We’re going to help you discover how you tend to express your anger. We’re going to help you know when it’s healthy, when it’s unhealthy. We’re going to help you discover: what is God’s purpose for anger? The positive and how to deal with the negative. We’re going to learn some very specific techniques to learn to share your anger in a healthy way that gets the issue on the table without attacking the person. For some of you, you’re going to realize you’ve been angry a long, long time, and the depression that you’ve experienced for maybe months or years is really an anger issue.

For some of you, like I just talked to a guy recently. He’s exploded, then remorse. Exploded and remorse.

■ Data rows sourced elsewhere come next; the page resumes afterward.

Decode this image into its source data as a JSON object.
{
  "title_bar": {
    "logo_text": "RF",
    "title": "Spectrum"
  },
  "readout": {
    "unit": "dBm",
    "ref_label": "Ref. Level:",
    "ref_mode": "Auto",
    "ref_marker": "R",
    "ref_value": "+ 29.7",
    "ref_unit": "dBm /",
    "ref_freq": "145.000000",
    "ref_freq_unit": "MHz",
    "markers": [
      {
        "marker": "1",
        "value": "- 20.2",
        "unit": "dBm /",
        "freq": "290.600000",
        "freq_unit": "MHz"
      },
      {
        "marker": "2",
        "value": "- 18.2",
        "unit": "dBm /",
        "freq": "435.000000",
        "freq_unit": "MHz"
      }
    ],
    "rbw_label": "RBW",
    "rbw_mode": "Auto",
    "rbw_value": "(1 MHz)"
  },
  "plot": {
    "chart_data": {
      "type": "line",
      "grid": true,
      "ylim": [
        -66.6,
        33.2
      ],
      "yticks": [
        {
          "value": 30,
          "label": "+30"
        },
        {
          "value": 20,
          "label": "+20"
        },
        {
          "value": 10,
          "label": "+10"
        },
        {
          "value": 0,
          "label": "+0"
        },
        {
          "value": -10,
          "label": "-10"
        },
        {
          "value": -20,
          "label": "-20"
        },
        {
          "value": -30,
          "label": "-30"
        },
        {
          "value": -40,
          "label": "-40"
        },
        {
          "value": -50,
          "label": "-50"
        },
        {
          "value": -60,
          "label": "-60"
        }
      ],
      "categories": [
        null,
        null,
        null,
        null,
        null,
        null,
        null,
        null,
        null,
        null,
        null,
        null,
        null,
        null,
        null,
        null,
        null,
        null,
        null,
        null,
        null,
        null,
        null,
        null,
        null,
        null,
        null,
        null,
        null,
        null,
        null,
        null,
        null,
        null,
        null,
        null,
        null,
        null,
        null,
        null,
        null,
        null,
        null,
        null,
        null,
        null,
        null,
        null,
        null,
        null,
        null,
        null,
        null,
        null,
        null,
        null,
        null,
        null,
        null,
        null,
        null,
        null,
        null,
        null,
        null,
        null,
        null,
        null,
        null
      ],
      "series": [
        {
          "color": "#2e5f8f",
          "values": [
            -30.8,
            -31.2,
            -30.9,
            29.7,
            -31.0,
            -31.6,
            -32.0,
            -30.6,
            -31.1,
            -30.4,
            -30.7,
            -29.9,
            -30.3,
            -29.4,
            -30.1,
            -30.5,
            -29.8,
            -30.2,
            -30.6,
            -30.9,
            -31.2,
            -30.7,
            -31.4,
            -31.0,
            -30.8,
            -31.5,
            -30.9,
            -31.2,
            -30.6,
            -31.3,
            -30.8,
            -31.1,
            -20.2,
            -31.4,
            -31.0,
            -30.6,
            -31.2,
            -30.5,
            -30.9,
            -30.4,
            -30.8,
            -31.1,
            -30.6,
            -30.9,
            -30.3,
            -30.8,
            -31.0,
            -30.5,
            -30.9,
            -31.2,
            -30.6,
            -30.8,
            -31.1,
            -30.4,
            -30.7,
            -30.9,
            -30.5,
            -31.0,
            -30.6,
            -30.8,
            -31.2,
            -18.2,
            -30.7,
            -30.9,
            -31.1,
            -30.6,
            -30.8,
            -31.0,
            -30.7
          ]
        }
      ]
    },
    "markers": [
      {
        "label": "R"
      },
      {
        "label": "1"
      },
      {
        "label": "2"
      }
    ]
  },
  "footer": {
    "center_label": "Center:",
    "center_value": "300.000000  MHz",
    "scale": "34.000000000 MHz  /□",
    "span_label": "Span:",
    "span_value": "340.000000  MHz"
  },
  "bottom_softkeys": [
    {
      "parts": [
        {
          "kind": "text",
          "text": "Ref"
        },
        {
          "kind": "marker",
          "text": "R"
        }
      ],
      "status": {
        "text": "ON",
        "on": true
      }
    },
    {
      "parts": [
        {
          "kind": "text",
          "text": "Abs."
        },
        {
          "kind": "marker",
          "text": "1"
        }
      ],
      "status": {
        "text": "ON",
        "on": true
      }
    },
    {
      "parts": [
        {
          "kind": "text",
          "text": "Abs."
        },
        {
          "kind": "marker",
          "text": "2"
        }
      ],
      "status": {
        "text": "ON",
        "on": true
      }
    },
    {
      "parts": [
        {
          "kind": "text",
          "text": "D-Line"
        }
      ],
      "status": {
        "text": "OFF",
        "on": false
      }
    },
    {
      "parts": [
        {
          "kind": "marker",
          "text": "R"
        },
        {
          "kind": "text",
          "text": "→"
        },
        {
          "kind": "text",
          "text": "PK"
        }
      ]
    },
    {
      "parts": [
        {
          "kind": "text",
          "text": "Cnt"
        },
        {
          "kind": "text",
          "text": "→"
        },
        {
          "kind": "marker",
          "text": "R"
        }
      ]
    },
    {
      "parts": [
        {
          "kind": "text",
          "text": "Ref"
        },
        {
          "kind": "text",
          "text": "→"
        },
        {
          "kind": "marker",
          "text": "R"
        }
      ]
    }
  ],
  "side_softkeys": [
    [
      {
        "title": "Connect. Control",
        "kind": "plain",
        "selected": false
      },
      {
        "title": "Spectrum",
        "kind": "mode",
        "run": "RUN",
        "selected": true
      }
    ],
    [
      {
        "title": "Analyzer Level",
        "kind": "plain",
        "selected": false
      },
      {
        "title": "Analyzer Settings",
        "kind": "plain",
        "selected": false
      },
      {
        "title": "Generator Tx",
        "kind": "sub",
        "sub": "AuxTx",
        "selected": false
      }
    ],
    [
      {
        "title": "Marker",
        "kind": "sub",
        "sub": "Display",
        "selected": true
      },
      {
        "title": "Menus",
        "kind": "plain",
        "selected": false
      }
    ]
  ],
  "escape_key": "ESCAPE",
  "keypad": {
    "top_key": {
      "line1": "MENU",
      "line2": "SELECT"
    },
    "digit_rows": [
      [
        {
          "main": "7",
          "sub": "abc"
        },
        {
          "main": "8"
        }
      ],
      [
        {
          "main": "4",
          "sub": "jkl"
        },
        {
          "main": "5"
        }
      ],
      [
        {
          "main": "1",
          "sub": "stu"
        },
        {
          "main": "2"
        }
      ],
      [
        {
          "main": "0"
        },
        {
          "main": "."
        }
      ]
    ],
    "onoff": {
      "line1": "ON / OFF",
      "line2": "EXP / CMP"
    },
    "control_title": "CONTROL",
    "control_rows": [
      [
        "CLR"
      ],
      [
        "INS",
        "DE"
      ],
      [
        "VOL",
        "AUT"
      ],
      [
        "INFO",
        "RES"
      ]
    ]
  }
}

He could never figure out what was going on and why. And so what had happened is that he’s got all these relationships where people keep their distance. Because what anger does, it works, when you explode and spew on people, you’re not a safe person to be around. And you can come back in tears and tell them how sorry you are and they keep giving you another chance and another chance and…

I’ve met elders in churches, I’ve met people that everyone looks up to with such esteem, and they’re godly here, godly here, godly here, godly here, godly here, and they’ve got this little window of unresolved anger. And it’s a besetting sin. And they don’t understand why and they don’t understand how to change.

I will tell you, we’re going to walk through a journey together where the truth will set you free if you’re willing to be really open and really hear God’s voice.